Polarizations on abelian varieties and self-dual ell-adic representations of inertia groups

It is well-known that every finite subgroup of GL_d(Q_{\ell}) is conjugate to a subgroup of GL_d(Z_{\ell}). However, this does not remain true if we replace general linear groups by symplectic groups. We say that G is a group of inertia type if G is a finite group which has a normal Sylow-p-subgroup with cyclic quotient. We show that if \ell>d+1, and G is a subgroup of Sp_{2d}(Q_{\ell}) of inertia type, then G is conjugate in GL_{2d}(Q_{\ell}) to a subgroup of \Sp_{2d}(Z_{\ell}).

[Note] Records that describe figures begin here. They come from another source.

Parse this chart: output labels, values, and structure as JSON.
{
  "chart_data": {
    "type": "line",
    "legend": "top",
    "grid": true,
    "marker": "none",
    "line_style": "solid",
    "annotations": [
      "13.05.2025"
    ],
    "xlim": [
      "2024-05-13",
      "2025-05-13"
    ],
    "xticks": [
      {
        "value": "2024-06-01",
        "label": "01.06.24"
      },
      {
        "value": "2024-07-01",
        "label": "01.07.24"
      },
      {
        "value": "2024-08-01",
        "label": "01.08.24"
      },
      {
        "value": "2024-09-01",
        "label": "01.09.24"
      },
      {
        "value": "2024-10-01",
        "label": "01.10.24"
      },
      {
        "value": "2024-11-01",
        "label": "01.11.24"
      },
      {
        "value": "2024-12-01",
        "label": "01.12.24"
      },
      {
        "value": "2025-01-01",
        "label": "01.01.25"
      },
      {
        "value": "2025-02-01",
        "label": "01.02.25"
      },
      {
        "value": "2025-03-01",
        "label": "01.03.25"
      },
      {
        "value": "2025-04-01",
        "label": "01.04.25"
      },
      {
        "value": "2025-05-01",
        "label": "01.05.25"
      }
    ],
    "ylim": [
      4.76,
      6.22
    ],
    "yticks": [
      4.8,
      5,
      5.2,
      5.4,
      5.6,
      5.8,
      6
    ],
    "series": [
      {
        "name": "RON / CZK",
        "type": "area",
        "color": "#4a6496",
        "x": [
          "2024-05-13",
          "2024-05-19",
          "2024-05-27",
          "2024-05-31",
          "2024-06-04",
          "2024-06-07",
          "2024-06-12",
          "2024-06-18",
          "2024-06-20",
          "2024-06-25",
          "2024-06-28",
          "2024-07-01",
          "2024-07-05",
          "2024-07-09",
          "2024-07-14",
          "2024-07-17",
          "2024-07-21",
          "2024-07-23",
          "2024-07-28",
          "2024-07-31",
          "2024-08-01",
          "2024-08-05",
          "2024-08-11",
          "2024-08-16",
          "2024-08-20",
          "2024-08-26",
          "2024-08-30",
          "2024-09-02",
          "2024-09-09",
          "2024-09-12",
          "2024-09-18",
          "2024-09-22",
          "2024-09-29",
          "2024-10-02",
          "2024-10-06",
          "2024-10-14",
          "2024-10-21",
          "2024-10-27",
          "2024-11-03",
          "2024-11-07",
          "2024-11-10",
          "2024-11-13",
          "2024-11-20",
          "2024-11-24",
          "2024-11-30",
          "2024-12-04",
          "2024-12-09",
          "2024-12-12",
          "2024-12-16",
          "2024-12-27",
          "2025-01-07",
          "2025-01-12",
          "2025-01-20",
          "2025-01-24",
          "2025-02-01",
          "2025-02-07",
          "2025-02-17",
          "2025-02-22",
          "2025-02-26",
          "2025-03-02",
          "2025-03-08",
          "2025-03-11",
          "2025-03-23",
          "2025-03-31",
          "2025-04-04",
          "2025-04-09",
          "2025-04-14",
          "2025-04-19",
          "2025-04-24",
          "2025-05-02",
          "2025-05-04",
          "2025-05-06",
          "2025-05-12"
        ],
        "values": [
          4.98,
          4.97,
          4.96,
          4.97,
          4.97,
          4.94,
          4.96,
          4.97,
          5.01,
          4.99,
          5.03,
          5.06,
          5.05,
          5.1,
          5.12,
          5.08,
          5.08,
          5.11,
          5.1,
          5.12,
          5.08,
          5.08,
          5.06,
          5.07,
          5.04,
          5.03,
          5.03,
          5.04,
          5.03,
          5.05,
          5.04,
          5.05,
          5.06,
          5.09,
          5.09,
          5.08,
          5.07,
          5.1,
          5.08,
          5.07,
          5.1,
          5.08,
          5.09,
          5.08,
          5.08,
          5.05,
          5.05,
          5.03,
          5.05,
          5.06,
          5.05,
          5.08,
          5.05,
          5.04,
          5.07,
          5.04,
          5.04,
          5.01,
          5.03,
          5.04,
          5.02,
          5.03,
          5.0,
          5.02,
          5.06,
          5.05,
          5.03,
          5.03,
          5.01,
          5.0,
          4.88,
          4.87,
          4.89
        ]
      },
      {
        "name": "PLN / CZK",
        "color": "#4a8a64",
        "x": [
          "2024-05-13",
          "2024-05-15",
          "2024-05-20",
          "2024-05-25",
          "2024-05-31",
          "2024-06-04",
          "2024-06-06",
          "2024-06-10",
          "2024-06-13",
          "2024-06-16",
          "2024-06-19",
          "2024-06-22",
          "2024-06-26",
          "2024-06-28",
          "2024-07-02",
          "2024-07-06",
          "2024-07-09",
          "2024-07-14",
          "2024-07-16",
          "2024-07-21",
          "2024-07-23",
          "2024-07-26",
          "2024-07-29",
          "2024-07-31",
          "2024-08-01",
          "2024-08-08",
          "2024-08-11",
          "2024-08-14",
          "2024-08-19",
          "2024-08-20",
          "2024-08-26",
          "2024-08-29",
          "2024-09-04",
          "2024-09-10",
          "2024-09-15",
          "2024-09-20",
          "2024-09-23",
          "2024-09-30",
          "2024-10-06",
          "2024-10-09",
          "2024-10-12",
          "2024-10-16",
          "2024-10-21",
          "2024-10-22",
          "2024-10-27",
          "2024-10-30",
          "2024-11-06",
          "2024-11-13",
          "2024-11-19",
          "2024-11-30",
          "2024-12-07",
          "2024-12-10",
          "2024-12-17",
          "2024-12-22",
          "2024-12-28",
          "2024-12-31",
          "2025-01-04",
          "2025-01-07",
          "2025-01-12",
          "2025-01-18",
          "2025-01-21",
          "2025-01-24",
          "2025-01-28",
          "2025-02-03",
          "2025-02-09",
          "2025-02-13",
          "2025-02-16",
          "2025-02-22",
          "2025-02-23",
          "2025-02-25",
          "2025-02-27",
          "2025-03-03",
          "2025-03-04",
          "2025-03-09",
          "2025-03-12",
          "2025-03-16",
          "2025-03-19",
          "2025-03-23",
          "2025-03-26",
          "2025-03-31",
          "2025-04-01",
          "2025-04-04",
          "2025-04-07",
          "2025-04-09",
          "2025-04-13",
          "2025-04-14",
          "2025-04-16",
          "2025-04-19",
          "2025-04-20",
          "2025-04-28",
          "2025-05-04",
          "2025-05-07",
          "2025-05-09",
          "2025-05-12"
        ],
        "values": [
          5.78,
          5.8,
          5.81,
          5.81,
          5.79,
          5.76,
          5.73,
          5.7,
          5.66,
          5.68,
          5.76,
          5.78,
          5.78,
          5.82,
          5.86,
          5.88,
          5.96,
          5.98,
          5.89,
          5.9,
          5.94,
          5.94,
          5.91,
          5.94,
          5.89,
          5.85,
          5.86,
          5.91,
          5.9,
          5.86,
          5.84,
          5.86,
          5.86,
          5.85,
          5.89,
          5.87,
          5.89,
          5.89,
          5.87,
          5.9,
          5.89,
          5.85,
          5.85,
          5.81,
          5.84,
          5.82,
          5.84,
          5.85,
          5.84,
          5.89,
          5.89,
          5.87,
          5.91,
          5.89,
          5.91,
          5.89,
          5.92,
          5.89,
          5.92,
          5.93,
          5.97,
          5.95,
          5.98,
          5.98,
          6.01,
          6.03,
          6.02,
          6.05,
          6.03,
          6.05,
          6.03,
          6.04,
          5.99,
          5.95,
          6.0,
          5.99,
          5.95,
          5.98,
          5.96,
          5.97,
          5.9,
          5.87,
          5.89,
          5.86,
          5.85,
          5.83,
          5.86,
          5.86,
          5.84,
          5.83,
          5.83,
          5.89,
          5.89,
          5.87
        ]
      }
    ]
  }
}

Despite the fact that G can fail to be conjugate in \GL_{2d}(Q_\ell) to a subgroup of \Sp_{2d}(Z_\ell), we prove that it can nevertheless be embedded in \Sp_{2d}(F_\ell) in such a way that the characteristic polynomials are preserved (mod \ell), as long as \ell>3. The latter result holds for arbitrary finite groups, not necessarily of inertia type, and holds also for symmetric forms, not just alternating forms. We give examples which show that the bounds are sharp. We apply these results to construct, for every odd prime \ell, isogeny classes of abelian varieties all of whose polarizations have degree divisible by \ell. This paper is a revised version of ANT-0151, titled `Self-dual ell-adic representations of finite groups'.